I guess it is counter intuitive to be in business and aim for small rather than grand communications campaigns. After all isn’t business about making as much money as possible?
Certainly the returns are not as attractive for small as they are for larger projects. The issues aren’t as big and the chances to make an impact or build a reputation are reduced. Still there is something intrinsically satisfying if not financially rewarding about a modest PR campaign.
Driven by passion or ruled by the clock?
Firstly smaller not for profits are often staffed by people with passion and focused ambition. They are intimately involved with their issue or product and have a personal interest. As they reach out to communicate, it is more a mission than a job and their energy and commitment shines through. That drive can be contagious and often I find myself devoting far more of myself than originally planned.
Contrast this with very large companies or agencies where the sense of purpose is dissipated by size and people are driven from the top or by the clock.
Big budgets can be bad
Small community organisations have tighter communications budgets and fewer people to help. To achieve results they must be creative and adapt, morph and change as things unfold. A smaller organisation will often experiment with different approaches and tactics for one simple reason. They cannot buy success and for them there is no alternative. Meanwhile larger organisations with weighty cheque books can be inclined to fund what has worked in the past and even discount less expensive but equally effective options. For them the motivation can be fear of failure rather than a dream of success.
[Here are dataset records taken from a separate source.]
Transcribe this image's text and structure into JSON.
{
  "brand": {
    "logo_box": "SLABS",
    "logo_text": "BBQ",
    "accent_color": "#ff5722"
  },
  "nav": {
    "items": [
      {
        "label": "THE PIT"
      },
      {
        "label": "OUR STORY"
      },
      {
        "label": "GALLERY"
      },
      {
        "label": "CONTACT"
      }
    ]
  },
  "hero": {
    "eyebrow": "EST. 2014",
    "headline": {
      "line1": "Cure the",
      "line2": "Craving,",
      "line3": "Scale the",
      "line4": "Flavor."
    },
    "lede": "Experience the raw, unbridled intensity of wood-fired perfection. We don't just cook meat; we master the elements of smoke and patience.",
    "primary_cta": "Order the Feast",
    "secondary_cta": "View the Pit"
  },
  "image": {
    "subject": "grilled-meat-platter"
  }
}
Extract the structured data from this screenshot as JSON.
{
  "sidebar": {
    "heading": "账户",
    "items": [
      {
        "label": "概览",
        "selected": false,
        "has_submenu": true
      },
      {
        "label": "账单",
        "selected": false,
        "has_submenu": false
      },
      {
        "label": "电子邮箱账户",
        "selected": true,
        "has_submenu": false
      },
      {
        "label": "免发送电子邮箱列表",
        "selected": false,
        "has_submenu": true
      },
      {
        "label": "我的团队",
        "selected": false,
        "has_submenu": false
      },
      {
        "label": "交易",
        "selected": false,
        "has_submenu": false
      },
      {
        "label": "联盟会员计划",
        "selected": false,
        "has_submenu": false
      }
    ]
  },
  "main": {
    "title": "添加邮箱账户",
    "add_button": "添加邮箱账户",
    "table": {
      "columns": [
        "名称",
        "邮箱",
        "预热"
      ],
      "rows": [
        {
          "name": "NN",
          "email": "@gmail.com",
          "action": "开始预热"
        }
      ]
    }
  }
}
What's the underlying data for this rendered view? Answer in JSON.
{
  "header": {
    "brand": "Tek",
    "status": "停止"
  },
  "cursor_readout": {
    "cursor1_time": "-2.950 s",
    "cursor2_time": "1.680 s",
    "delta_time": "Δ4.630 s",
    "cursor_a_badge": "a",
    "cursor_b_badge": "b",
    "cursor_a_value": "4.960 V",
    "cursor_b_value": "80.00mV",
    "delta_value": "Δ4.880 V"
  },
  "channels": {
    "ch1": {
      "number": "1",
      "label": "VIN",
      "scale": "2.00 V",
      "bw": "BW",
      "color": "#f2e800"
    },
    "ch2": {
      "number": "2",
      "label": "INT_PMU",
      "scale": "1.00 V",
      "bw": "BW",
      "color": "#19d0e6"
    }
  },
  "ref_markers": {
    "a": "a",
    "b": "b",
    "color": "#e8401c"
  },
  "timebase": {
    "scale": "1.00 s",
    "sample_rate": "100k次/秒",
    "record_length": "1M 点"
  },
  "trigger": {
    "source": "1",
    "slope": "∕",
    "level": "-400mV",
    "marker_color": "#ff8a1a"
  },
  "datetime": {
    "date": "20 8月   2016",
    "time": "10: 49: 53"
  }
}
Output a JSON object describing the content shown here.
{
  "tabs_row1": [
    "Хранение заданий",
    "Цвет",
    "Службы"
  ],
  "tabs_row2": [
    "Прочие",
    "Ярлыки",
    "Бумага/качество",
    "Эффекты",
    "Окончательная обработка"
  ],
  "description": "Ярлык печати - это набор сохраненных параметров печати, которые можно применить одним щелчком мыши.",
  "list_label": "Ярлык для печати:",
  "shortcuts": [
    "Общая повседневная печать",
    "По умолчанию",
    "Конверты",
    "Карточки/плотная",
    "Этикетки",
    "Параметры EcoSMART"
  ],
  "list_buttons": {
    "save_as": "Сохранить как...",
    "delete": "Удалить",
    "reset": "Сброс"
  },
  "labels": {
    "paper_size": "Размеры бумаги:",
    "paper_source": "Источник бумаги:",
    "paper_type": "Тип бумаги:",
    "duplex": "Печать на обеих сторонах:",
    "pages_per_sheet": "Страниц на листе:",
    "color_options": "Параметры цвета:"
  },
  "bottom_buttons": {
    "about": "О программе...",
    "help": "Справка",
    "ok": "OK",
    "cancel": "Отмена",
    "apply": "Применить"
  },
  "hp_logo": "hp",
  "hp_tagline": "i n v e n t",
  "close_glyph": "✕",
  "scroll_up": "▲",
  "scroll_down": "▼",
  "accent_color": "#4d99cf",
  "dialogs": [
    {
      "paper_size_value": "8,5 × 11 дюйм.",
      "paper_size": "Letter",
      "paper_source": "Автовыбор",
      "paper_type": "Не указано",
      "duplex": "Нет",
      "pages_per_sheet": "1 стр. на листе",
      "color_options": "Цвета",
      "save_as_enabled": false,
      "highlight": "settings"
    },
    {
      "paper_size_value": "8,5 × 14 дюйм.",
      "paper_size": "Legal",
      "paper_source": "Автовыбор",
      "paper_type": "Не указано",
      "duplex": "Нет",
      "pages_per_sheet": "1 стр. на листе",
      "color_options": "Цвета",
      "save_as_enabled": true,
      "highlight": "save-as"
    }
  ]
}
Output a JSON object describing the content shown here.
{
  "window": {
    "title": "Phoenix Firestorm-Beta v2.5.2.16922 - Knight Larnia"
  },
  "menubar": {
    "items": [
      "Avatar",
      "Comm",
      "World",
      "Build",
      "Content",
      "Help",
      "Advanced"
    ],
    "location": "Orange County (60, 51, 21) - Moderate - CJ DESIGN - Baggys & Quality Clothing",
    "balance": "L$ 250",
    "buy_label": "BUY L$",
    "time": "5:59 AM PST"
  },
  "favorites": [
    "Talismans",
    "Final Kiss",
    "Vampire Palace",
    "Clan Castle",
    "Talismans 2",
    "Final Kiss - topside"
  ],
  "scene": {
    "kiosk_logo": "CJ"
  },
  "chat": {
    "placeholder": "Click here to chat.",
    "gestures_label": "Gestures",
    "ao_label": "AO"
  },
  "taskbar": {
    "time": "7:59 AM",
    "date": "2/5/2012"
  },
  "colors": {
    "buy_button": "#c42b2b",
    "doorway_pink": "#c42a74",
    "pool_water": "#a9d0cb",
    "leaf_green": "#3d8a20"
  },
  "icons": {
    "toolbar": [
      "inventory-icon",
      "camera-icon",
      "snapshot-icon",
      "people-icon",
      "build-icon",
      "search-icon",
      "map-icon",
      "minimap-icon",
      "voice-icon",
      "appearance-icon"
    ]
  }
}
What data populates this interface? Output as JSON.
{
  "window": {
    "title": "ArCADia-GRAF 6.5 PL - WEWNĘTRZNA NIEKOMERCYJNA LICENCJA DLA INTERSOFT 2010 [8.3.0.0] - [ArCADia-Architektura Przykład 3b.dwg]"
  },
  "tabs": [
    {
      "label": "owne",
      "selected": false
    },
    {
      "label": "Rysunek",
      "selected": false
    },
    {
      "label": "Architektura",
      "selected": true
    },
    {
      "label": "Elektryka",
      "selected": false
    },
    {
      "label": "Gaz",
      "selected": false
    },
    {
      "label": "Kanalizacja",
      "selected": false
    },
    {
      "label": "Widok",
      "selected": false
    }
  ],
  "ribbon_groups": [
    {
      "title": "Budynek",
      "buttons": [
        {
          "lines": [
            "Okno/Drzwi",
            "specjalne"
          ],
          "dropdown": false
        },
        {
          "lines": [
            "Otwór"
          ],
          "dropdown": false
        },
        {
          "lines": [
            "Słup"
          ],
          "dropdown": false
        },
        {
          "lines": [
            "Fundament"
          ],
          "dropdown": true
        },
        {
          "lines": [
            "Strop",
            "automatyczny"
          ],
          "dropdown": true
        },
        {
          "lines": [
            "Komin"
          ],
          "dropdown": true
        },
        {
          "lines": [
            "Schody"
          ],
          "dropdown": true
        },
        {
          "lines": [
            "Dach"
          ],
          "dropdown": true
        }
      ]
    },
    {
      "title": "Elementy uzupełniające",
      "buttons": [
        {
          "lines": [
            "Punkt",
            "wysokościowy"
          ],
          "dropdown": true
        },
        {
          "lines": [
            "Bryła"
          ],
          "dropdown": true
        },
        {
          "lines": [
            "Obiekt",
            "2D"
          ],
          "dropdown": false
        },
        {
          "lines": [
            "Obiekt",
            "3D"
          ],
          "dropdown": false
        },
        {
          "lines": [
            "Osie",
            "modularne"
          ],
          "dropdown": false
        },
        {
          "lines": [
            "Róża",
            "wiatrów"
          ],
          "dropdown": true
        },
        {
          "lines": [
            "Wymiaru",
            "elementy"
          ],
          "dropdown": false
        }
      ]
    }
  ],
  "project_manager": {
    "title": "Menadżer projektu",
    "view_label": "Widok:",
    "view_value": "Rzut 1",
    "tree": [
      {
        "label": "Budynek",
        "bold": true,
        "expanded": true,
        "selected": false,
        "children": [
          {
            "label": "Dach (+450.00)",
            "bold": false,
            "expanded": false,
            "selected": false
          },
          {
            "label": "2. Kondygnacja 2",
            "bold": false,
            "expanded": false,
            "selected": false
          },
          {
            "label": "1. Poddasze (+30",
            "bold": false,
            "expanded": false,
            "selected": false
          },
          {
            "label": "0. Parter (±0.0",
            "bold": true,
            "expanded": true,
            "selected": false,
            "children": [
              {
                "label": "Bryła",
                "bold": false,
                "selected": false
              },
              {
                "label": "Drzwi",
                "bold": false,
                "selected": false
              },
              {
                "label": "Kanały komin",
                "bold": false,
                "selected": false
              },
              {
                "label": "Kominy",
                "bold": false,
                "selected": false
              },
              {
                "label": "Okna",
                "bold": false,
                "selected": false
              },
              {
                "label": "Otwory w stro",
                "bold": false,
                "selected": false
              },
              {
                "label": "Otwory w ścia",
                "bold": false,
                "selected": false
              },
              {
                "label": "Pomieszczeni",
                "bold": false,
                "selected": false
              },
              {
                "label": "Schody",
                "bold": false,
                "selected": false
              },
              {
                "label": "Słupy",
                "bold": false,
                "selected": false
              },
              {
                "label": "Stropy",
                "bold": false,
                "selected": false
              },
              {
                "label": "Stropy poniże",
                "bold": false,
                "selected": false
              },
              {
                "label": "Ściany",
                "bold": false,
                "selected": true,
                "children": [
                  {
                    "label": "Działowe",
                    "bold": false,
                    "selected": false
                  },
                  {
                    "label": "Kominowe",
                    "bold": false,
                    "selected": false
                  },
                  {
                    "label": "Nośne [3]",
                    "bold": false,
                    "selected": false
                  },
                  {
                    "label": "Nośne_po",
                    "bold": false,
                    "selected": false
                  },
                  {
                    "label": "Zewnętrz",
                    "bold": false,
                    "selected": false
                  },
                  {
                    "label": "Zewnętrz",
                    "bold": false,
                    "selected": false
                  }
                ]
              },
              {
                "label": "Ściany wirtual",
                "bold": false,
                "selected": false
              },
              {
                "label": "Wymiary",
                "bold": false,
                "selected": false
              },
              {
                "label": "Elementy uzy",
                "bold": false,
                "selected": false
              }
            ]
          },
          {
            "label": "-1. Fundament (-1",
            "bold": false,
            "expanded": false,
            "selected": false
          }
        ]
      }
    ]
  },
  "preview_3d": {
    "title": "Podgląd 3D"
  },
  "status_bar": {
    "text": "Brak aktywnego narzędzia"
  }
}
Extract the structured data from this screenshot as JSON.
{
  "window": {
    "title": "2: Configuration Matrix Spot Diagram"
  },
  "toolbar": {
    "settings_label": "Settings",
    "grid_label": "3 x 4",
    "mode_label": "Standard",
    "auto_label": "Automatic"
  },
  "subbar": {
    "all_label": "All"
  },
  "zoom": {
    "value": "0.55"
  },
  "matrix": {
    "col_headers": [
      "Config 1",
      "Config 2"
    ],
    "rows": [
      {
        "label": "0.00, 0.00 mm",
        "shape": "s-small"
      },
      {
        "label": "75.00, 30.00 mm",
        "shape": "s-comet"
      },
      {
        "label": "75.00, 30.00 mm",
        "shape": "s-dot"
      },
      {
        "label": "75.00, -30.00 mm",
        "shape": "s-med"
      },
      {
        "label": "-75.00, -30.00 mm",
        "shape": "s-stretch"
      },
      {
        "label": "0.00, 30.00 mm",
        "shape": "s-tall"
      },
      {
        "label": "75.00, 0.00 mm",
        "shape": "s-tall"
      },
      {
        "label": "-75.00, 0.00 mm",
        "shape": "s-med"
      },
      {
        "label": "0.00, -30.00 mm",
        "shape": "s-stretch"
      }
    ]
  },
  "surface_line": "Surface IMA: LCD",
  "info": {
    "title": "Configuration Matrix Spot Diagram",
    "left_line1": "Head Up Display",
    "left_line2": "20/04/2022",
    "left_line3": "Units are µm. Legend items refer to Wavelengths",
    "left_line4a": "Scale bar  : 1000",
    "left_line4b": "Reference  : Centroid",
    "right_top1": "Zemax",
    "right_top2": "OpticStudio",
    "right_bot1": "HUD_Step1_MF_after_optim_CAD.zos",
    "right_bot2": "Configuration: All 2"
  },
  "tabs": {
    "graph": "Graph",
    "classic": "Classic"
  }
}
A few years ago I produced a marketing plan for a government agency which was rejected because the price tag was too low. Sent away to develop something more substantial, I presented new arrangements which were four times more expensive but only marginally if indeed more effective. The Board approved the new million dollar plan without discussion.
The communications moat
Big outfits often have a moat between the boss and the communications team that can only be crossed after navigating multiple egos or echelons. These PR teams pine as they stand outside the door when the real decisions are made and dream of a seat at the table where the powerful gather. Smaller organisations are lucky to have a boardroom table and cannot afford bureaucracy because it risks their business. When it comes to decision making they are likely to stress coordination than centralisation.
Smalll is good and big is bad?
Not all small is good and big is bad! I have been incredibly lucky to work on small scale PR undertakings which have been adaptive, creative and passionate and in the end successful. There must be larger concerns with these qualities but surveying the current state of Government and corporate Australia, give me small and nimble every time.